Gençliğinden kalma plakları duvarın köşesine yığılmıştı. Kitapları ve uzun süredir elini sürmediği müzik aleti, orada öylece duruyordu. Ömrünün premier’ini sırtını yasladığı şu koltuğa borçluydu.
O dinlendiğini sanıyordu, koltukta dinlediğini! Halbuki biletler hızla tükeniyordu!
Mesela biz hep kaçırdığımız trenlere koşmuştuk o çıkmadığı her yolculuk için oturmuştu.
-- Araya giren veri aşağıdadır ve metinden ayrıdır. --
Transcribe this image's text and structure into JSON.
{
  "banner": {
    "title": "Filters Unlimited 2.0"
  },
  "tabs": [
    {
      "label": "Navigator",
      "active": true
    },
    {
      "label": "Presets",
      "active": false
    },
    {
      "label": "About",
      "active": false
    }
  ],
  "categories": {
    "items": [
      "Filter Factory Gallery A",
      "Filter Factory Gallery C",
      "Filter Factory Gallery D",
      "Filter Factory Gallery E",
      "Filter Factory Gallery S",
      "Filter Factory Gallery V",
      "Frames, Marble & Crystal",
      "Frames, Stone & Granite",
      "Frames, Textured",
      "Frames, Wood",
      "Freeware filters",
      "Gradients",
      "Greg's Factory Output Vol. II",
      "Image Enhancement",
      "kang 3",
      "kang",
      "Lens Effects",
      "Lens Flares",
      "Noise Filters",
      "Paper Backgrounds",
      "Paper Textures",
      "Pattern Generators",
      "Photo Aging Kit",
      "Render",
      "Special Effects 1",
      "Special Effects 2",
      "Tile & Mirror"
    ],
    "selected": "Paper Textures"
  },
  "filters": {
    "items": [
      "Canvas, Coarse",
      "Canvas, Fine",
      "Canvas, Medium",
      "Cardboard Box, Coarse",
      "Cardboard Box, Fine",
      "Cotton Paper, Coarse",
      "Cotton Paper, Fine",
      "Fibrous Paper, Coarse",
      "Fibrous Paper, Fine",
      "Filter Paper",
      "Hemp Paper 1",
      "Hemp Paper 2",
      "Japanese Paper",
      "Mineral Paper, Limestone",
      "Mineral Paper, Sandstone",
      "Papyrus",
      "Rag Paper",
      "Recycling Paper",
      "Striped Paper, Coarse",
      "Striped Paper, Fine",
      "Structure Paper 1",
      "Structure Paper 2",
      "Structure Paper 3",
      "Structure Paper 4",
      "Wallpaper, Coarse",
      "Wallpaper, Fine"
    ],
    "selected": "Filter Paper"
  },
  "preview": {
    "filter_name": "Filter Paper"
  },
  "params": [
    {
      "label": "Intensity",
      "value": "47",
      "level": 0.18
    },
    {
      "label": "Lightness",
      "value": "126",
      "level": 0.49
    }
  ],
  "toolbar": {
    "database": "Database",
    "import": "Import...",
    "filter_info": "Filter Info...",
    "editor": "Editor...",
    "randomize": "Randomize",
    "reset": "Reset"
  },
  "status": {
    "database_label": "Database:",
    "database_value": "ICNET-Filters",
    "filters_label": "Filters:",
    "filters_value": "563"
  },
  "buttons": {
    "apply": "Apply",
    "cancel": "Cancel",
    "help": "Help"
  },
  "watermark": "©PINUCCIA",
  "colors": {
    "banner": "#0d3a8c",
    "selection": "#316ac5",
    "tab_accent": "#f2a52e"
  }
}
Bazıları için hala bir fırsat olduğunu söylerdi. İnsan en çok yaşlandığında buna fırsatı oluyormuş. Düşünsenize yaşlısınız ve fırsatım var diyorsunuz.
Başka ne zaman olacak ki hah! Tanrı aşkına!
Aslında diyeceğim şu ki; Her şey inanç meselesi ve bazı kurallarımız var. Buna rağmen kutsal suyumuz, hiç tükenmedi!